Oh, the seeming comfort of always "needing" to see it as the "them". (Which is why I am heartily persuaded sides do not exist as we think)
For what today sees all and only of contamination to creation in "the them"...may at any moment be changed...(in the twinkling of an eye found to be in gaze upon ONE) by a realization, totally and always (apart from grace) unacceptable

"I am...the them"

I am...the man.

The door is there. It took a man, made willing to appear as the "all of them" to show it. This man made willing to be, verily (is that too stilted for some?) in Himself...all of the contamination. The "negative impact" upon all else in creation. And He took it (if one can even receive it in electrical terms) to "ground". He Himself and in Himself became the short, the wire, the conductor in holding God's righteousness (the thing that I know lets you see that "negativity" even while being...in it) and not letting go of man, and ALL his negativity upon creation.
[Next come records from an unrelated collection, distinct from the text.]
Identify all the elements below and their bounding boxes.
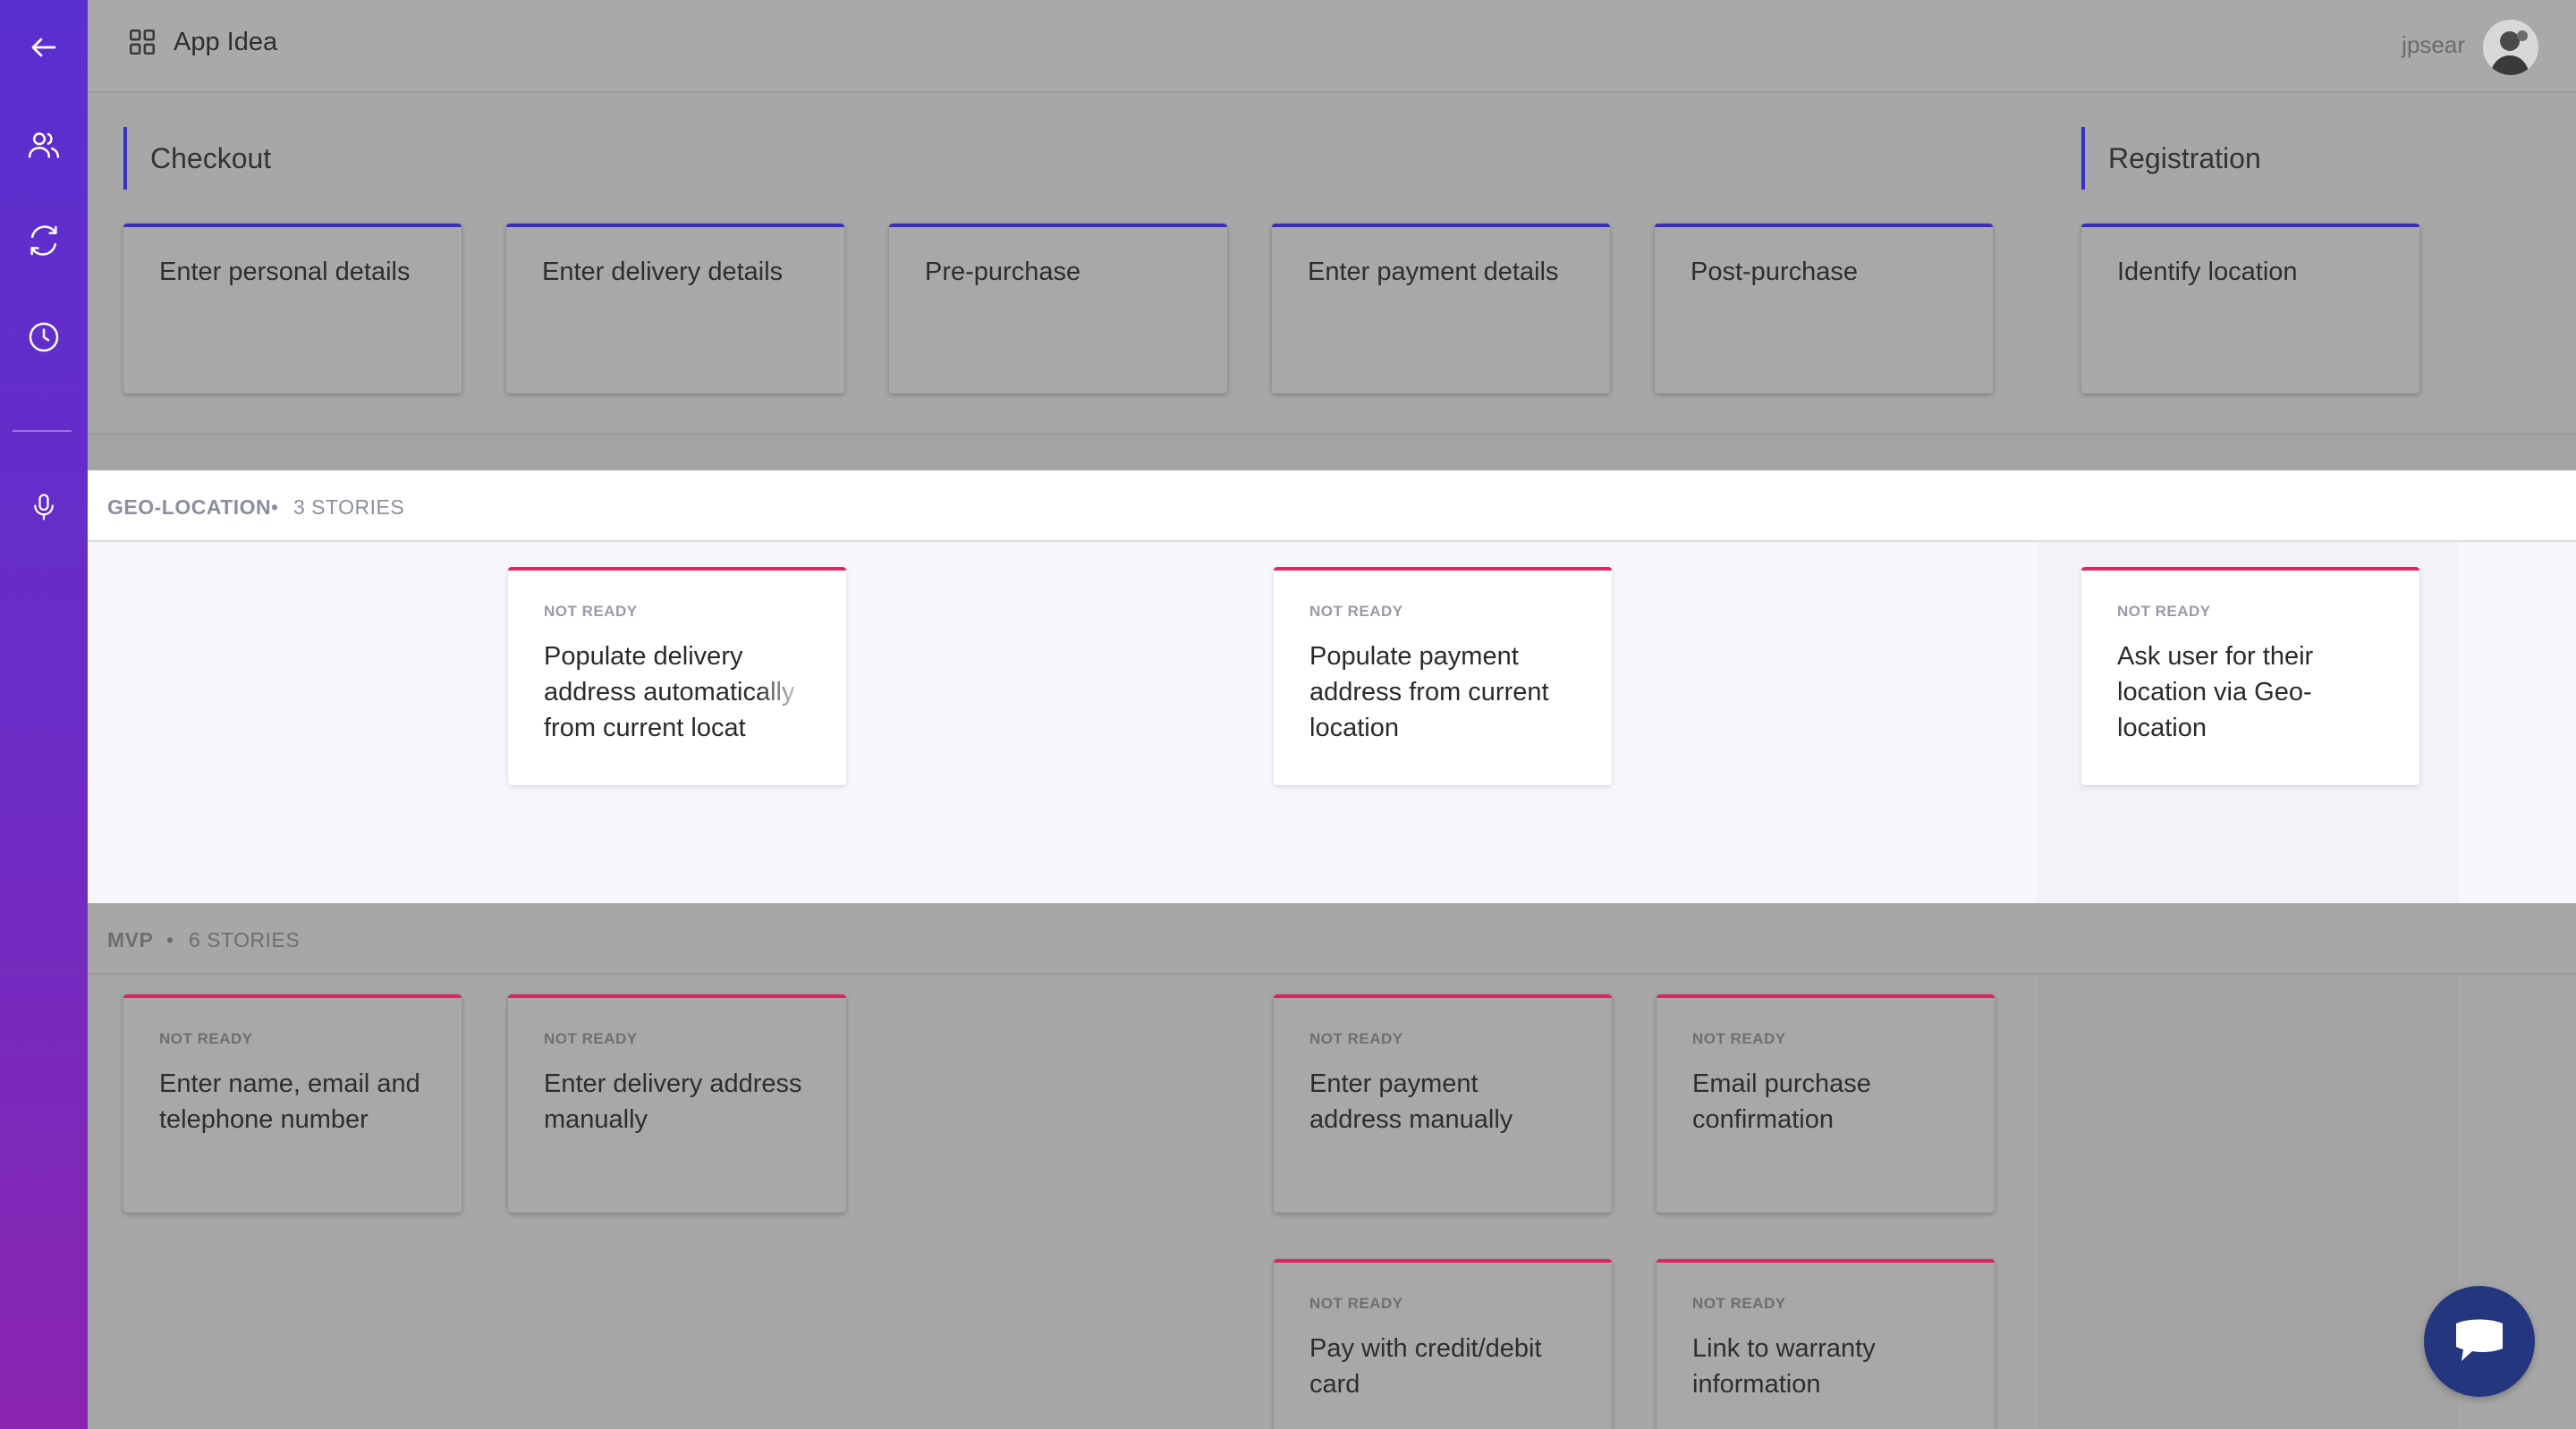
story-title: Enter name, email and telephone number [159,1070,420,1134]
activities-backbone: Checkout Registration Enter personal det… [88,95,2576,435]
story-status: NOT READY [544,603,638,620]
story-status: NOT READY [1692,1030,1786,1047]
microphone-icon [34,494,54,520]
step-card-post-purchase[interactable]: Post-purchase [1655,224,1993,393]
avatar-image [2483,20,2538,75]
story-status: NOT READY [1692,1295,1786,1312]
step-title: Enter delivery details [542,258,784,286]
release-geo-location: GEO-LOCATION • 3 STORIES NOT READY Popul… [88,470,2576,903]
step-card-pre-purchase[interactable]: Pre-purchase [889,224,1227,393]
app-title-link[interactable]: App Idea [127,27,277,57]
story-card[interactable]: NOT READY Populate payment address from … [1274,567,1612,785]
story-title: Populate payment address from current lo… [1309,642,1549,742]
step-card-identify-location[interactable]: Identify location [2081,224,2419,393]
story-card[interactable]: NOT READY Pay with credit/debit card [1274,1259,1612,1429]
story-card[interactable]: NOT READY Enter payment address manually [1274,994,1612,1213]
release-mvp: MVP • 6 STORIES NOT READY Enter name, em… [88,903,2576,1429]
activity-group-checkout[interactable]: Checkout [123,127,271,190]
story-card[interactable]: NOT READY Ask user for their location vi… [2081,567,2419,785]
step-card-enter-delivery-details[interactable]: Enter delivery details [506,224,844,393]
release-header[interactable]: MVP • 6 STORIES [88,903,2576,975]
release-separator: • [271,495,279,519]
story-status: NOT READY [1309,1030,1403,1047]
story-status: NOT READY [1309,603,1403,620]
story-title: Ask user for their location via Geo-loca… [2117,642,2314,742]
team-button[interactable] [0,109,88,181]
chat-button[interactable] [2424,1286,2535,1397]
story-status: NOT READY [544,1030,638,1047]
release-separator: • [166,928,174,951]
activity-group-title: Checkout [150,142,272,174]
sidebar [0,0,88,1429]
app-title: App Idea [174,27,278,56]
step-title: Enter payment details [1308,258,1559,286]
story-status: NOT READY [1309,1295,1403,1312]
username: jpsear [2402,31,2465,58]
story-card[interactable]: NOT READY Link to warranty information [1657,1259,1995,1429]
step-title: Pre-purchase [925,258,1081,286]
story-title: Enter payment address manually [1309,1070,1513,1134]
step-title: Identify location [2117,258,2298,286]
grid-icon [129,29,156,55]
chat-bubble-icon [2456,1319,2503,1361]
top-header: App Idea jpsear [88,0,2576,93]
story-card[interactable]: NOT READY Enter name, email and telephon… [123,994,462,1213]
refresh-icon [30,225,57,256]
story-status: NOT READY [2117,603,2211,620]
clock-icon [29,322,59,352]
column-band [2038,903,2458,1429]
story-card[interactable]: NOT READY Enter delivery address manuall… [508,994,846,1213]
sync-button[interactable] [0,205,88,276]
step-title: Enter personal details [159,258,411,286]
release-header[interactable]: GEO-LOCATION • 3 STORIES [88,470,2576,542]
release-story-count: 3 STORIES [293,495,405,519]
microphone-button[interactable] [0,471,88,543]
story-title: Pay with credit/debit card [1309,1334,1542,1399]
sidebar-divider [13,430,72,432]
release-name: MVP [107,928,154,951]
history-button[interactable] [0,301,88,373]
story-title: Email purchase confirmation [1692,1070,1871,1134]
activity-group-registration[interactable]: Registration [2081,127,2261,190]
section-gap [88,435,2576,470]
story-title: Link to warranty information [1692,1334,1876,1399]
back-button[interactable] [0,12,88,83]
release-name: GEO-LOCATION [107,495,272,519]
story-title: Enter delivery address manually [544,1070,802,1134]
avatar[interactable] [2483,20,2538,75]
release-story-count: 6 STORIES [189,928,301,951]
story-title: Populate delivery address automatically … [544,642,795,742]
arrow-left-icon [31,38,56,57]
story-status: NOT READY [159,1030,253,1047]
story-card[interactable]: NOT READY Email purchase confirmation [1657,994,1995,1213]
story-card[interactable]: NOT READY Populate delivery address auto… [508,567,846,785]
step-title: Post-purchase [1690,258,1858,286]
step-card-enter-payment-details[interactable]: Enter payment details [1272,224,1610,393]
activity-group-title: Registration [2108,142,2261,174]
step-card-enter-personal-details[interactable]: Enter personal details [123,224,462,393]
users-icon [28,132,60,158]
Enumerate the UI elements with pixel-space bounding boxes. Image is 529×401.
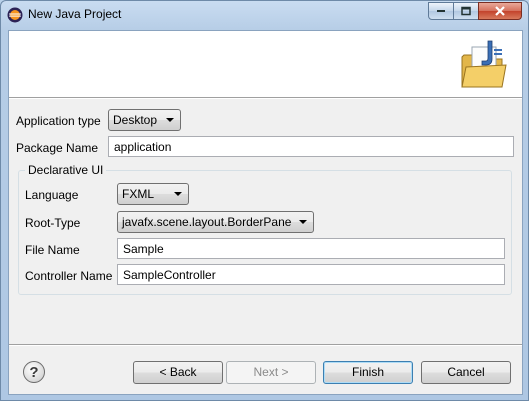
chevron-down-icon <box>174 192 182 196</box>
window-title: New Java Project <box>28 7 122 21</box>
package-name-label: Package Name <box>16 141 99 155</box>
package-name-input[interactable]: application <box>108 136 514 157</box>
language-select[interactable]: FXML <box>117 183 189 205</box>
root-type-label: Root-Type <box>25 216 81 230</box>
chevron-down-icon <box>166 118 174 122</box>
window-controls <box>428 2 522 20</box>
back-button[interactable]: < Back <box>133 361 223 384</box>
dialog-window: New Java Project Application type Deskto… <box>0 0 529 401</box>
minimize-icon <box>437 10 445 12</box>
declarative-ui-title: Declarative UI <box>25 163 107 177</box>
next-button[interactable]: Next > <box>226 361 316 384</box>
wizard-banner <box>9 31 522 98</box>
help-icon: ? <box>29 364 39 381</box>
root-type-select[interactable]: javafx.scene.layout.BorderPane <box>117 211 314 233</box>
application-type-value: Desktop <box>113 113 158 127</box>
controller-name-value: SampleController <box>123 268 216 282</box>
language-label: Language <box>25 188 79 202</box>
maximize-button[interactable] <box>453 2 479 20</box>
file-name-input[interactable]: Sample <box>117 238 505 259</box>
cancel-button[interactable]: Cancel <box>421 361 511 384</box>
language-value: FXML <box>122 187 155 201</box>
file-name-value: Sample <box>123 242 164 256</box>
file-name-label: File Name <box>25 243 80 257</box>
title-bar[interactable]: New Java Project <box>1 1 528 29</box>
finish-button[interactable]: Finish <box>323 361 413 384</box>
close-button[interactable] <box>478 2 522 20</box>
button-bar-separator <box>9 344 522 346</box>
chevron-down-icon <box>299 220 307 224</box>
root-type-value: javafx.scene.layout.BorderPane <box>122 215 292 229</box>
banner-separator <box>9 98 522 99</box>
application-type-select[interactable]: Desktop <box>108 109 181 131</box>
maximize-icon <box>461 6 471 16</box>
help-button[interactable]: ? <box>23 361 45 383</box>
package-name-value: application <box>114 140 172 154</box>
minimize-button[interactable] <box>428 2 454 20</box>
close-icon <box>495 6 505 16</box>
controller-name-input[interactable]: SampleController <box>117 264 505 285</box>
eclipse-icon <box>7 7 23 23</box>
dialog-client-area: Application type Desktop Package Name ap… <box>8 30 523 395</box>
controller-name-label: Controller Name <box>25 269 113 283</box>
java-project-folder-icon <box>458 37 508 91</box>
application-type-label: Application type <box>16 114 101 128</box>
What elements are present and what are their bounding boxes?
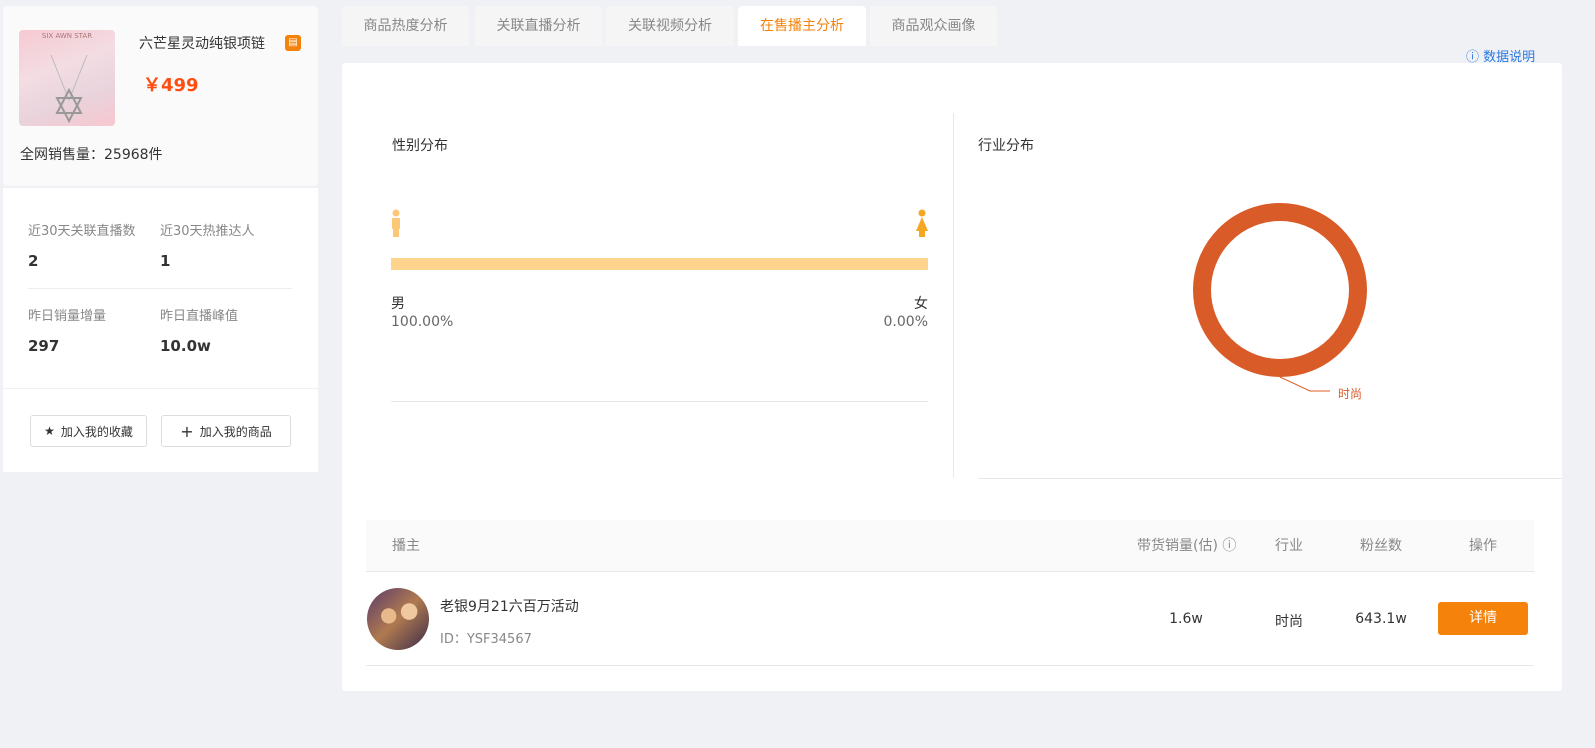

And what happened to Him...had to when these things, totally irreconcilable...meet. A death.
A death to open a door.

Where what is all of irreconcilability is. Reconciled.
How can this be?

I would ask you: Are you man? Do you believe what you say? How do you...go on...if you know...what you have said?

Here's an assertion. When man stops lying "out" to the creation by first finding the grace to no longer lie to himself (in creation)..."I am your crown", "I am the God of creation" "I am the pinnacle of all"...he will find creation itself no longer, of necessity, reflecting lying back to him.

(If this sounds too weird, as well it could...I consider something Cormack McCarthy wrote as the words of one of his characters "Whatever in creation exists without my knowledge exists without my consent.")

Truth is not merely allowed...it is commanded.

"If any man will do his will, he shall know of the doctrine, whether it be of God, or whether I speak of myself."

In submission to the Lord of creation, peace may even be found in it.

Primum non nocere.

One man walked in that.

It is a good thing to ask..."how?"

How not to reap what all else seems to say "man is condemned to by his infection".

Watch the death closely. I assert...you will find something...else. A creation now set in such order...it could not, would not, is totally unable (nor willing) to hold Him...down.

One small step. To paying attention.